4. Limit outgoing phone and text message intrusions. Assume your ex has read the paragraph above and try to be sensitive about the intrusiveness of your own visitation calls. While negotiating prior to the visit for set times to speak to the child via phone may seem like a good idea, psychologist Arlene Schaefer says that arrangement is “all about the parents.” She says kids don’t like to be ripped from what they’re doing to have a conversation they often don’t feel like having – which can leave the calling parent feeling slighted and resentful toward the other parent who is perceived as not encouraging the contact. The better arrangement includes flexibility – maybe an agreement for the child to call “after her shower” or in the morning while breakfast is being cooked.
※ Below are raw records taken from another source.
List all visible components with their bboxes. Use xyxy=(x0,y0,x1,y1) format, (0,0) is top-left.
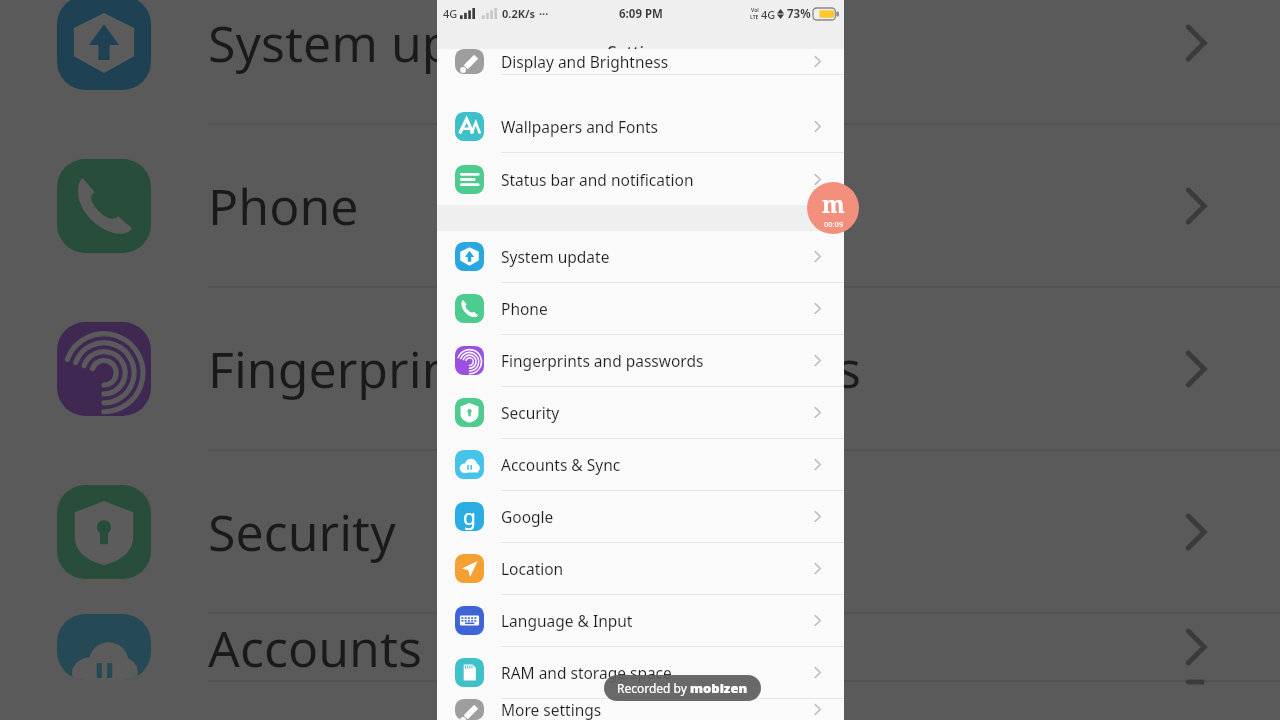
staticText: System update xyxy=(501,246,813,267)
button[interactable]: Display and Brightness xyxy=(437,49,844,75)
staticText: 0.2K/s xyxy=(502,6,536,21)
staticText: mobizen xyxy=(690,679,748,697)
button[interactable]: Status bar and notification xyxy=(437,153,844,205)
staticText: Google xyxy=(501,506,813,527)
staticText: Phone xyxy=(501,298,813,319)
staticText: RAM and storage space xyxy=(501,662,813,683)
button[interactable]: Fingerprints and passwords xyxy=(437,335,844,387)
staticText: Wallpapers and Fonts xyxy=(501,116,813,137)
button[interactable]: System update xyxy=(437,231,844,283)
button[interactable]: Security xyxy=(437,387,844,439)
staticText: Security xyxy=(208,498,1181,566)
staticText: More settings xyxy=(501,699,813,720)
staticText: Display and Brightness xyxy=(501,51,813,72)
staticText: System update xyxy=(208,9,1181,77)
staticText: 00:09 xyxy=(824,219,844,229)
button[interactable]: More settings xyxy=(437,699,844,720)
staticText: Accounts & Sync xyxy=(208,614,1181,680)
staticText: Fingerprints and passwords xyxy=(208,335,1181,403)
staticText: g xyxy=(463,503,476,531)
button[interactable]: g xyxy=(437,491,844,543)
staticText: Phone xyxy=(208,172,1181,240)
button[interactable]: Phone xyxy=(437,283,844,335)
button[interactable]: Language & Input xyxy=(437,595,844,647)
staticText: LTE xyxy=(750,14,759,21)
staticText: Status bar and notification xyxy=(501,169,813,190)
staticText: ··· xyxy=(539,6,549,21)
staticText: m xyxy=(822,188,845,219)
staticText: 4G xyxy=(761,7,776,22)
button[interactable]: Wallpapers and Fonts xyxy=(437,101,844,153)
staticText: Language & Input xyxy=(501,610,813,631)
staticText: Accounts & Sync xyxy=(501,454,813,475)
staticText: Location xyxy=(501,558,813,579)
button[interactable]: RAM and storage space xyxy=(437,647,844,699)
staticText: 6:09 PM xyxy=(619,6,663,22)
staticText: Vol xyxy=(751,7,759,14)
button[interactable]: Location xyxy=(437,543,844,595)
staticText: Settings xyxy=(607,40,674,63)
button[interactable]: Accounts & Sync xyxy=(437,439,844,491)
staticText: Fingerprints and passwords xyxy=(501,350,813,371)
staticText: 73% xyxy=(787,6,811,22)
staticText: Security xyxy=(501,402,813,423)
staticText: 4G xyxy=(443,6,458,21)
staticText: Recorded by xyxy=(617,680,690,696)
button[interactable]: Mobizen recorder xyxy=(807,182,859,234)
5. Anticipate and plan for the obstacles. Two complaints I hear often from divorced parents is that their ex is always late for exchanges and/or the the child is tuckered out upon arrival. Whether it’s deliberate sabotage or just insensitivity, the result of chronic lateness or turning over sleep-deprived children is the same – conflict, more stress, and potentially ruined plans. You have no power to change the offender – but you can prepare for the offense. Don’t create tight deadlines on yourself by making plans that you can only be timely for if the other parent is timely. Allow plenty of time between pick-up and any event – it’s easier to “kill time” if you’re early than dealing with stress, frustration and resentment that accompany rushing to make it to wherever you’re headed. If your child routinely is tired when she arrives from the other parent’s custody, plan ahead so that she has time to take a nap before heading out for the evening’s entertainment. Or factor in some down-time on the first day of visitation. Or plan for an early evening on the night of arrival so that on the first full day of visitation everyone can hit the ground running. While it may not seem right that you should have to construct your plans around the other parent’s offending behavior, doing so totally annihilates you ex’s power to ruin your plans or create a stressful start to your holiday time with your child.